Al-Khalili is the latest expert to warn against the unregulated rise of AI. In April, a report by the research organization Rand Corporation concluded advances in technology and AI could see humanity speeding towards an international nuclear war.
This rise of such technology could create a dangerous cycle where governments feel obliged to update their nuclear arsenal, while trusting advice from AI machinery which could be flawed or tampered with.
“The fear that computers, by mistake or malice, might lead humanity to the brink of nuclear annihilation has haunted imaginations since the earliest days of the Cold War,” the report read.
“The danger might soon be more science than fiction. Stunning advances in AI have created machines that can learn and think, provoking a new arms race among the world’s major nuclear powers. It’s not the killer robots of Hollywood blockbusters that we need to worry about; it’s how computers might challenge the basic rules of nuclear deterrence and lead humans into making devastating decisions.”
Similarly, venerated physicist Stephen Hawking cautioned AI could destroy civilization before he passed away earlier this year.
“Computers can, in theory, emulate human intelligence, and exceed it,” he said. “Success in creating effective AI, could be the biggest event in the history of our civilization. Or the worst. We just don’t know. So we cannot know if we will be infinitely helped by AI, or ignored by it and side-lined, or conceivably destroyed by it.”
But Subramanian Ramamoorthy, reader in the school of informatics at the University of Edinburgh, disagrees that AI is the biggest threat facing humanity.
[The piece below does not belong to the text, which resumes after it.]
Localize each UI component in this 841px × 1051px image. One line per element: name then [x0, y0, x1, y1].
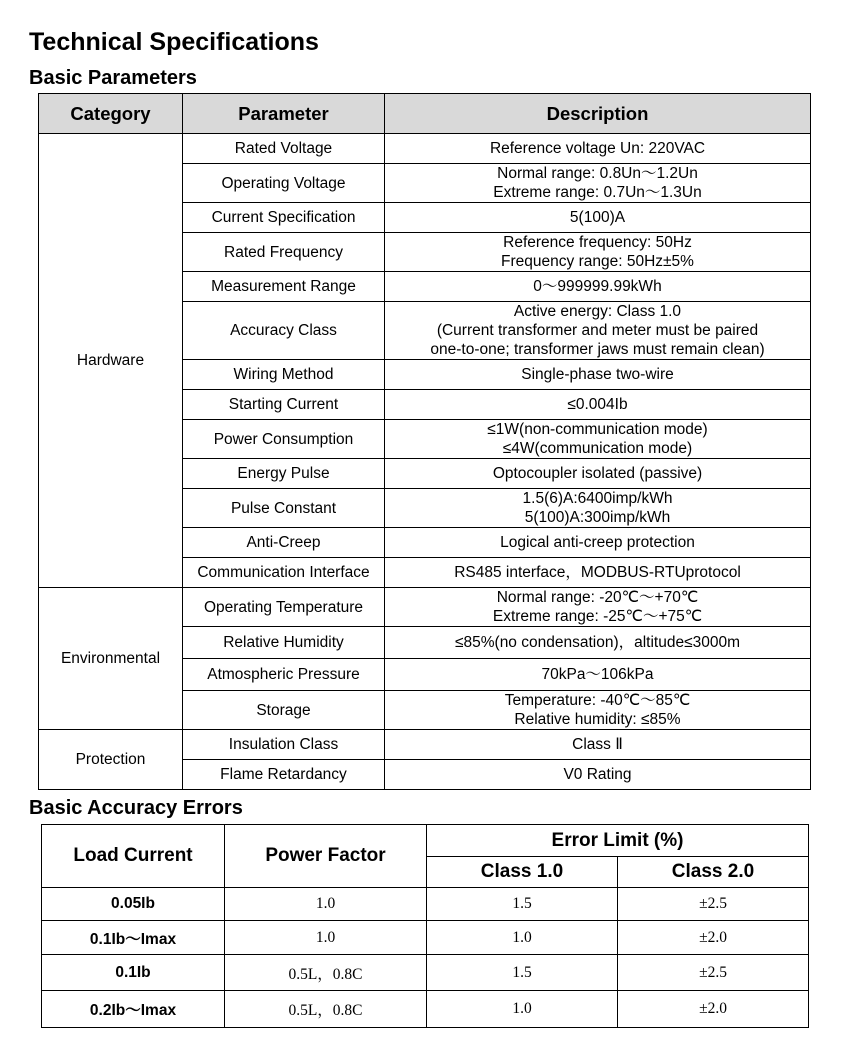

He told Newsweek while the popular discourse around AI is heavily driven by major concerns, the technology could also provide benefits that will improve our day-to-day lives.
“Some obviously good applications range from prosthetic and assistive robotic devices that restore the capabilities of the disabled, to predictive models that stabilize and reduce congestion in energy and traffic networks,” he said.
“Closer to home for me, technologies like self-driving cars have the potential to fundamentally change how our cities look and feel for most of us—positively influencing congestion, accessibility and affordability of mobility. Such machines are powered by AI.”
“That said,” he continued, “AI has indeed enabled new forms of issues.
“However, I am not yet convinced that these problems can’t be overcome through careful thinking at the policy level, for which reason I do not yet consider AI to be ‘the biggest challenge facing humanity.’ There are much bigger issues, having to do with people quite independent of technology enabling them.”